LMF tut gut: Zusammenarbeit Freiburger Institut für Musikermedizin

Beim diesjährigen Landes‑Musik‑Festival steht ein Thema im Mittelpunkt, das alle teilnehmenden Ensembles direkt betrifft: die gesundheitsfördernde Kraft des Musizierens.

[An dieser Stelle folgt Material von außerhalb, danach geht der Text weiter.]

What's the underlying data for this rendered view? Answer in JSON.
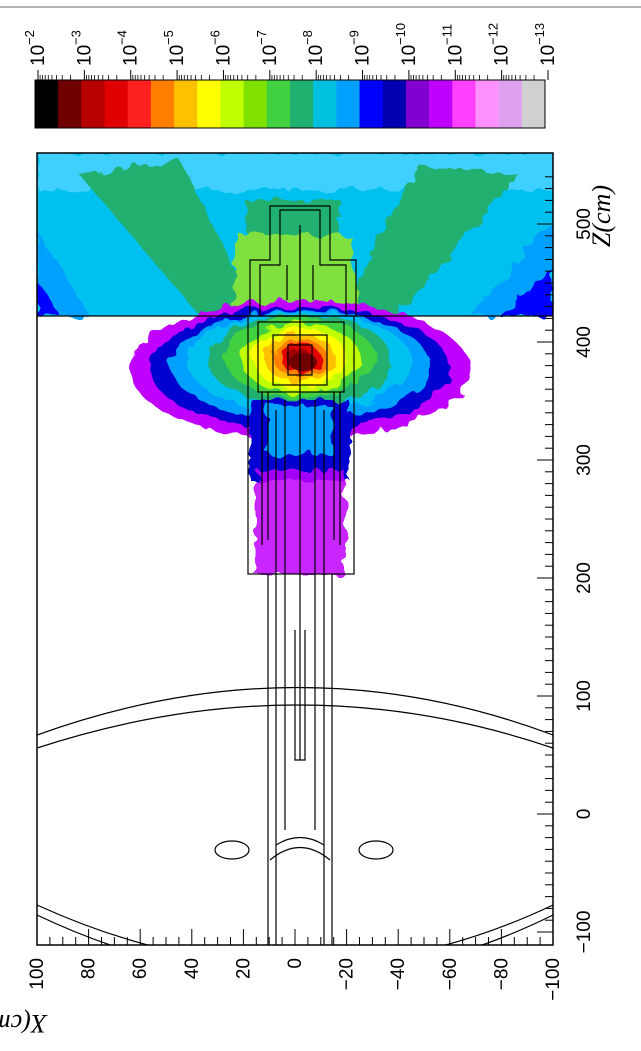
{
  "chart_data": {
    "type": "heatmap",
    "xlabel": "Z(cm)",
    "ylabel": "X(cm)",
    "xlim": [
      -100,
      550
    ],
    "ylim": [
      -100,
      100
    ],
    "x_ticks": [
      "−100",
      "0",
      "100",
      "200",
      "300",
      "400",
      "500"
    ],
    "y_ticks": [
      "100",
      "80",
      "60",
      "40",
      "20",
      "0",
      "−20",
      "−40",
      "−60",
      "−80",
      "−100"
    ],
    "colorscale": {
      "tick_labels": [
        "10",
        "10",
        "10",
        "10",
        "10",
        "10",
        "10",
        "10",
        "10",
        "10",
        "10",
        "10"
      ],
      "exponents": [
        "−2",
        "−3",
        "−4",
        "−5",
        "−6",
        "−7",
        "−8",
        "−9",
        "−10",
        "−11",
        "−12",
        "−13"
      ],
      "colors": [
        "#000000",
        "#700000",
        "#b80000",
        "#e00000",
        "#ff2020",
        "#ff8000",
        "#ffc000",
        "#ffff00",
        "#c0ff00",
        "#80e000",
        "#40d040",
        "#20b070",
        "#00c0e0",
        "#00a0ff",
        "#0000ff",
        "#0000b0",
        "#8000d0",
        "#c000ff",
        "#ff40ff",
        "#ff90ff",
        "#e0a0f0",
        "#d0d0d0"
      ]
    }
  }
}
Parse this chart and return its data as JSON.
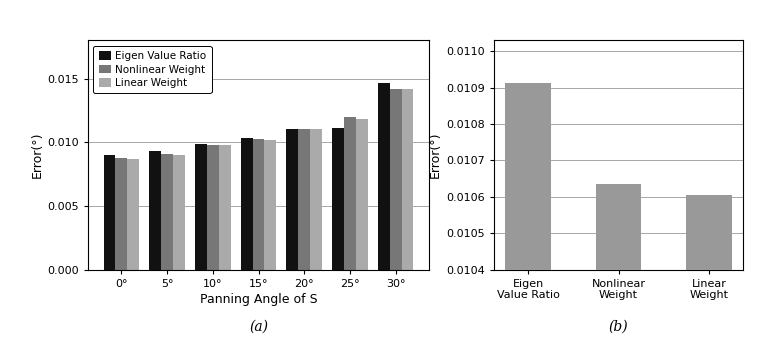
{
  "chart_a": {
    "angles": [
      "0°",
      "5°",
      "10°",
      "15°",
      "20°",
      "25°",
      "30°"
    ],
    "eigen_value_ratio": [
      0.009,
      0.0093,
      0.0099,
      0.01035,
      0.01105,
      0.01115,
      0.01465
    ],
    "nonlinear_weight": [
      0.0088,
      0.0091,
      0.0098,
      0.01025,
      0.01105,
      0.01195,
      0.01415
    ],
    "linear_weight": [
      0.0087,
      0.009,
      0.0098,
      0.0102,
      0.01105,
      0.01185,
      0.0142
    ],
    "ylabel": "Error(°)",
    "xlabel": "Panning Angle of S",
    "ylim": [
      0.0,
      0.018
    ],
    "yticks": [
      0.0,
      0.005,
      0.01,
      0.015
    ],
    "legend_labels": [
      "Eigen Value Ratio",
      "Nonlinear Weight",
      "Linear Weight"
    ],
    "colors": [
      "#111111",
      "#777777",
      "#aaaaaa"
    ],
    "caption": "(a)"
  },
  "chart_b": {
    "categories": [
      "Eigen\nValue Ratio",
      "Nonlinear\nWeight",
      "Linear\nWeight"
    ],
    "values": [
      0.010912,
      0.010635,
      0.010606
    ],
    "color": "#999999",
    "ylabel": "Error(°)",
    "ylim": [
      0.0104,
      0.01103
    ],
    "yticks": [
      0.0104,
      0.0105,
      0.0106,
      0.0107,
      0.0108,
      0.0109,
      0.011
    ],
    "caption": "(b)"
  },
  "background_color": "#ffffff"
}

Gemeinsam mit dem Freiburger Institut für Musikermedizin (FIM) zeigt der Landesmusikverband Baden‑Württemberg, wie sehr Musik Körper, Geist und Miteinander stärkt.

Warum Musik gut tut

Ob im Chor, Orchester oder Ensemble – aktives Musizieren wirkt auf vielen Ebenen:

  • reduziert Stress
  • stärkt emotionale Balance
  • fördert soziale Verbundenheit
  • unterstützt körperliches Wohlbefinden

Und das gilt nicht nur auf der Bühne, sondern auch im Proberaum und beim bewussten Zuhören.

Gesund musizieren – ein Kernthema 2026

Damit Musik ihre positive Wirkung voll entfalten kann, braucht es eine gesunde Ausführung: Stimme pflegen, ergonomisch musizieren, sinnvoll üben, mit Lampenfieber umgehen. Genau hier setzt die Kooperation mit dem FIM an.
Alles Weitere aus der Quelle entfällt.